コージを中心に、固まっていた空気の塊がぞわりと動き、凄まじい豪風となって襲いかかってきた。
「ああ……成程」
その中心にいるコージから、感嘆の声が漏れた。
「俺はこれが欲しかったんだな」
ふいに風が止んだ。
音も風もぴたりと停止した。
おそるおそる見たコージは、これまでと違っていた。
鈍く光を放つ大剣に彩られたのは、真っ青な髪。瞳も同じ青色で、まるで物語の中の勇者のように堂々と佇んでいた。

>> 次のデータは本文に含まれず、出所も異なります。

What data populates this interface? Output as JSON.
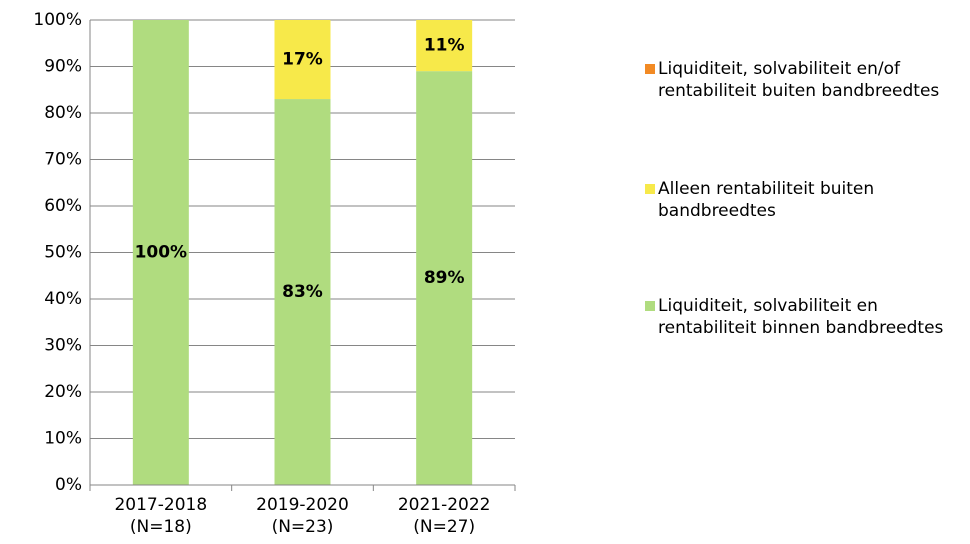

「ひゃはは、さすが刻鍵『鋼皇』の選んだ主だ。緋檻の絶対規則を知っても、臆する事もねぇか」
死神がけたたましい笑い声をあげる。
「おい、そこの邪魔モノ。貴様はどうする?」
いつしか、叉姫の真紅の瞳がボクを貫いた。
ボク? ボクはどうするって……?
「もし鋼皇の主となった高堂虎司さんが望めば、貴方は鋼皇の駒として共に緋檻へと堕ちる事になります……メンドくせえから、とっとと決めやがれ」
思考が麻痺している。なにも考える事が出来ない。
だって、コージは呼ばれて、此処とは違う世界に、見たこともない武器を持って、死神にいざなわれて――
ボクは、どうしたらいい――?
「飛々樹」
大剣を手にしたコージの蒼い瞳がボクを貫いた。
驚くほどに蒼い、珀葵の青空と同じ色だった。
ボクに向かって手を伸ばして。
「来い」
ぞわり、と全身の血が逆流した。
全身が震えていた。
武者震いだった。
ボクはコージの蒼い目をまっすぐに見つめ返した。
「いいぜ、どこまでもついていってやる」
その瞬間、ボクはコージと共に緋檻へと堕ちた。
「飛々樹さん、聞いてます?」
ぼんやりと過去を思い出していたボクは、呼ばれてはっとした。
「あ、すまん、全然聞いてなかった。なんだって?」
「いま城からの遣いが来て、雅心さんが飛々樹さんの事を探してたそうですよ。すぐに戻ってください」
「んー、ガシンの話はいっつもロクなもんじゃねえからなあ」
「そんなこと言わずに戻ってくださいよ」
「へいへい」
仕方がない。
ボクは棍をくるりと収め、城への道を歩き出した。